Regular expressions are powerful, but they're a painfully low-level way of dealing with HTML. You're forced to worry about spaces and newlines, single and double quotes, HTML comments, and a lot more. The next step up from a regular expression is an HTML tokenizer. In this chapter, we'll use HTML::TokeParser to extract information from HTML files. Using these techniques, you can extract information from any HTML file, and never again have to worry about character-level trivia of HTML markup.

7.1. HTML as Tokens

Your experience with HTML code probably involves seeing raw text such as this:

<p>Dear Diary,
<br>I'm gonna be a superstar, because I'm learning to play
the <a href="http://MyBalalaika.com">balalaika</a> &amp; the <a
href='http://MyBazouki.com'>bazouki</a>!!!
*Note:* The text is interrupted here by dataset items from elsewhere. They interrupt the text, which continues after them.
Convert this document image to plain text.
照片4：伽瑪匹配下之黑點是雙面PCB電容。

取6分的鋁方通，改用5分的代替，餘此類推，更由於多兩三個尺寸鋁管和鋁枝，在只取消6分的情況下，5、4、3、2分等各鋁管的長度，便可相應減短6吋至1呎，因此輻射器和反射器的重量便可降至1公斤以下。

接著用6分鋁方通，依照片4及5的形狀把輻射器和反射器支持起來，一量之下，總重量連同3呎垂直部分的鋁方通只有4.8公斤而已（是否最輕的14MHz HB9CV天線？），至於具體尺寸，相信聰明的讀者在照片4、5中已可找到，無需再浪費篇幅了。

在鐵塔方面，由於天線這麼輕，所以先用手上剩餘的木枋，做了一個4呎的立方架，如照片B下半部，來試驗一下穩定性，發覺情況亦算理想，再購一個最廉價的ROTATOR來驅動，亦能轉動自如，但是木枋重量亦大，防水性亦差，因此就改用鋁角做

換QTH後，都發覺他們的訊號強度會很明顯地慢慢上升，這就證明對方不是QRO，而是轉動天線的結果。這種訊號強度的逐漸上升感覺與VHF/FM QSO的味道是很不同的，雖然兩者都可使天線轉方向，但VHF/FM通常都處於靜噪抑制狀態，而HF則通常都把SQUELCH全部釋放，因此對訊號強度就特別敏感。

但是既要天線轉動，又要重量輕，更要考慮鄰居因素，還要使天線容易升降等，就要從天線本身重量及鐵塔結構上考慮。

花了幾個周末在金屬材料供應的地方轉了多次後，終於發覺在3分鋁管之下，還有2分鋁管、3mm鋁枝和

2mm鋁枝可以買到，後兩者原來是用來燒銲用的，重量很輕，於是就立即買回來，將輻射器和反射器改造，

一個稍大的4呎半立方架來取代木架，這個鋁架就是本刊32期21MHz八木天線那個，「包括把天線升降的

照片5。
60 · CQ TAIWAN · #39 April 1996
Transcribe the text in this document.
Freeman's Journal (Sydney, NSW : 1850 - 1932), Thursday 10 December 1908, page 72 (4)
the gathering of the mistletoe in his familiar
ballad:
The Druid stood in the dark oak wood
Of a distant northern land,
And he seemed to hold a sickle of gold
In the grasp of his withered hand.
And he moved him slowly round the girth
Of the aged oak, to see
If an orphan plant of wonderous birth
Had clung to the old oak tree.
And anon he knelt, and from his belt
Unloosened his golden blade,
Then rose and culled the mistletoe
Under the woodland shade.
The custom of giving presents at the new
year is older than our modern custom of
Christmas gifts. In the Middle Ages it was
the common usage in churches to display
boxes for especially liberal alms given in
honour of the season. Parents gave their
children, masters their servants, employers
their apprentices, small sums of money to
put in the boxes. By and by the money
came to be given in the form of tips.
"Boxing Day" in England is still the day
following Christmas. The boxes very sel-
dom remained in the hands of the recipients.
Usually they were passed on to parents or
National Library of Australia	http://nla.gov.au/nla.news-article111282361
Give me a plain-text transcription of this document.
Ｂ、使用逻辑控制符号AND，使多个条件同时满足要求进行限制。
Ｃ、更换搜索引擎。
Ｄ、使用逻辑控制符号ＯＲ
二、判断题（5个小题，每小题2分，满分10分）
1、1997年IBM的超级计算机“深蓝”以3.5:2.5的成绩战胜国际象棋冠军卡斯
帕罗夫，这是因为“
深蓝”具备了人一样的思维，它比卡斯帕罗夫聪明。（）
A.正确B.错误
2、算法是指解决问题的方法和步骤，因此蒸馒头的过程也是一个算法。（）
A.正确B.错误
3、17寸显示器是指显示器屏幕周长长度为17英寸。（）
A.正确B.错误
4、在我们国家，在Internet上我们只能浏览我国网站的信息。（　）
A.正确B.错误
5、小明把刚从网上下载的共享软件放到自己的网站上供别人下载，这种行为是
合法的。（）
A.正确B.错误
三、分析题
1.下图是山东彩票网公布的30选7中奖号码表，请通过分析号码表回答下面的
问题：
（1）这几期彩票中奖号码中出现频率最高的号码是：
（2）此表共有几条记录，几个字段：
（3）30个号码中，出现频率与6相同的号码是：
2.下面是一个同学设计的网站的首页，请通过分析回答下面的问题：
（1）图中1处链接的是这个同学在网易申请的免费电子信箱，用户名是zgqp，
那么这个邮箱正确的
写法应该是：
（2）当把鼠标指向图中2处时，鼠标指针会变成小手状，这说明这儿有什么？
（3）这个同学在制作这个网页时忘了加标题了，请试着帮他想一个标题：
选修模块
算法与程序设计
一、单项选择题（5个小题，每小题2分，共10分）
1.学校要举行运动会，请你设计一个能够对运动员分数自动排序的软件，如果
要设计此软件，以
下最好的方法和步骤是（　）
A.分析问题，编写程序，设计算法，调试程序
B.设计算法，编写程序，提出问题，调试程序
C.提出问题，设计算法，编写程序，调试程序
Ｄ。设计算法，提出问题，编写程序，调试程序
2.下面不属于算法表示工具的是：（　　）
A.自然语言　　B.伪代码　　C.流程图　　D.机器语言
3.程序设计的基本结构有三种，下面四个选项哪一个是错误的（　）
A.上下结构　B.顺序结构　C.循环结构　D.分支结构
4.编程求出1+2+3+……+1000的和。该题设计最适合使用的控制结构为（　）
The HTML::TokeParser module divides the HTML into units called tokens, which means units of parsing. The above source code is parsed as this series of tokens:

start-tag token
p with no attributes
text token
Dear Diary,\n
start-tag token
br with no attributes
text token
I'm gonna be a superstar, because I'm learning to play\nthe
start-tag token
a, with attribute href whose value is http://MyBalalaika.com
text token
balalaika
end-tag token
a
text token
&amp; the , which means & the
start-tag token
a, with attribute href equals http://MyBazouki.com
text token
bazouki
end-tag token
a
text token
!!!\n

This representation of things is more abstract, focusing on markup concepts and not individual characters. So whereas the two <a> tags have different types of quotes around their attribute values in the raw HTML, as tokens each has a start-tag of type a, with an href attribute of a particular value. A program that extracts information by working with a stream of tokens doesn't have to worry about the idiosyncrasies of entity encoding, whitespace, quotes, and trying to work out where a tag ends.